MEF is expanding its certification process to encompass virtualization and the underlying skills for make communications service providers more agile and able to compete in an increasingly software-driven, IT-centric world. (See MEF Expands Certification to LSO, Virtualization.)

The new Third Network Professional Certification Framework uses MEF's terminology for the future services landscape -- Third Network is its term for network-as-a-service capabilities that are built on but go beyond Carrier Ethernet 2.0. But MEF executives say their certification program is built on extensive input from many other industry organizations and is intended to serve a broader base of participants.

The announcement is the second in two days from a telecom organization intended to rally the industry to move in a common direction. Yesterday, the Linux Foundation issued a white paper that laid out its framework for how open source and standards development organizations come together. MEF is one of the groups with which the foundation is already working. (See Linux Wants to 'Harmonize' Open Source & Standards.)

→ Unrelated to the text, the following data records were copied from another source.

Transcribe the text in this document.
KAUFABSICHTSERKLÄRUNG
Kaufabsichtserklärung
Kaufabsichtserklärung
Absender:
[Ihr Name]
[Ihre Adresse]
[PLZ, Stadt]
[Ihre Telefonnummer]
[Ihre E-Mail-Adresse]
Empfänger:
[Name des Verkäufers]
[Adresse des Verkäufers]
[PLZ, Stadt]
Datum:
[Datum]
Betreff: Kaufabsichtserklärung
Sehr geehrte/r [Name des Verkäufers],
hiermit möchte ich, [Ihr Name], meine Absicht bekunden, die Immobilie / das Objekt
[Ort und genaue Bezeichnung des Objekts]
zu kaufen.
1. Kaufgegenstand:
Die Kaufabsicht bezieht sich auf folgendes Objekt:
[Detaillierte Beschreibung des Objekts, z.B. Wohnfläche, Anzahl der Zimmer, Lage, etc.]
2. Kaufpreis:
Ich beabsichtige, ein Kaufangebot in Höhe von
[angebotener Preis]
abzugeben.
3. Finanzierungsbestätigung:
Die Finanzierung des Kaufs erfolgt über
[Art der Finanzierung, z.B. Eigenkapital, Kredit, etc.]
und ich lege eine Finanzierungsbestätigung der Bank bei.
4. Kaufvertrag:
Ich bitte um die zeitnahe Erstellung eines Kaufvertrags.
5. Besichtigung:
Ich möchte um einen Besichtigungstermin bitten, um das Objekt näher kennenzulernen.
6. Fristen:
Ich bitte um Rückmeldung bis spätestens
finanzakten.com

If anything, these two announcements underscore what has become a very active but sometimes chaotic effort by the telecom industry to get moving forward faster, with less security around whether that motion is going in the right direction. (See Time for a Telecom Reboot.)

Rick Bauer, director of certifications for MEF , comes to that organization from the Open Networking Foundation where, among other things, he developed a software-defined networking (SDN) test and certification program. He tells Light Reading in an interview that MEF worked with 40 different organizations gathering input on what telecom professionals need to know about SDN, NFV, MEF's Lifecycle Services Orchestration and other newer industry basics, including what it means to be agile.

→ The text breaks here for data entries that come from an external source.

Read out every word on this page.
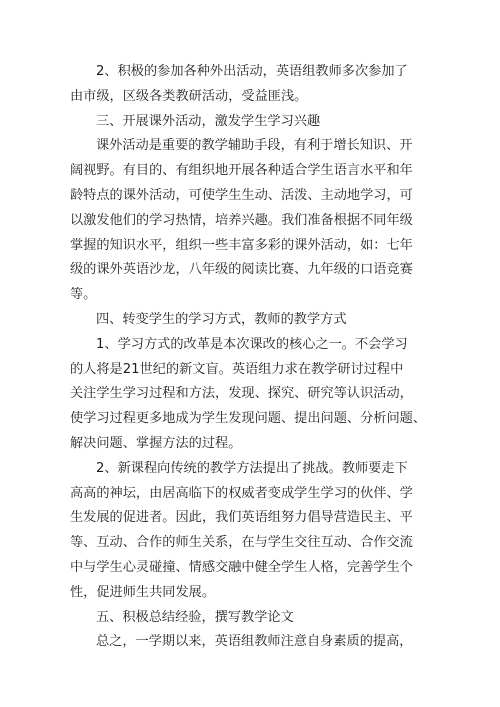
2、积极的参加各种外出活动，英语组教师多次参加了
由市级，区级各类教研活动，受益匪浅。
三、开展课外活动，激发学生学习兴趣
课外活动是重要的教学辅助手段，有利于增长知识、开
阔视野。有目的、有组织地开展各种适合学生语言水平和年
龄特点的课外活动，可使学生生动、活泼、主动地学习，可
以激发他们的学习热情，培养兴趣。我们准备根据不同年级
掌握的知识水平，组织一些丰富多彩的课外活动，如：七年
级的课外英语沙龙，八年级的阅读比赛、九年级的口语竞赛
等。
四、转变学生的学习方式，教师的教学方式
1、学习方式的改革是本次课改的核心之一。不会学习
的人将是21世纪的新文盲。英语组力求在教学研讨过程中
关注学生学习过程和方法，发现、探究、研究等认识活动，
使学习过程更多地成为学生发现问题、提出问题、分析问题、
解决问题、掌握方法的过程。
2、新课程向传统的教学方法提出了挑战。教师要走下
高高的神坛，由居高临下的权威者变成学生学习的伙伴、学
生发展的促进者。因此，我们英语组努力倡导营造民主、平
等、互动、合作的师生关系，在与学生交往互动、合作交流
中与学生心灵碰撞、情感交融中健全学生人格，完善学生个
性，促进师生共同发展。
五、积极总结经验，撰写教学论文
总之，一学期以来，英语组教师注意自身素质的提高，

"This comes as a result of collaboration and not MEF coming in with an edict," he says. "The framework we are introducing is the result of, in some cases, years of discussion and over the last few months, very intense discussions with a variety of individuals and organizations."

Part of that collaboration is built on thousands of surveys on what industry experts think people in the telecom carrier space need to know as they move from what was a very hardware-centric, often vendor-driven, world to a more open, software-centric network and service set.

The MEF certification process has three levels: Essential, Professional and Expert, and some of the training sessions won't roll out until next year, but the process itself is well-defined, Bauer says, and builds on MEF's history of training and certification in the Carrier Ethernet space, where it has certified more than 5,000 individuals.

Figure 1: Source: MEF Source: MEF

The ongoing development of the certification process will continue to draw on expertise from groups such as ETSI NFV, Linux Foundation and the open source groups, Bauer promises. As importantly, MEF is going to work with vendors to incorporate some aspects of their training specifics into the certification process.

The MEF certifications/training is intended to let a wide range of folks in telecom -- think sales engineers, for example -- learn the lingo and the basics of virtualization and the new era of software-driven applications and services. It can also help hiring managers as they look for skilled people, depending on the level and depth of the training and certification done, Bauer says.

MEF sees this as part of its effort to create a common ecosystem for enabling new services across the service provider landscape, as it has done for Carrier Ethernet, Stan Hubbard, communications director, stresses.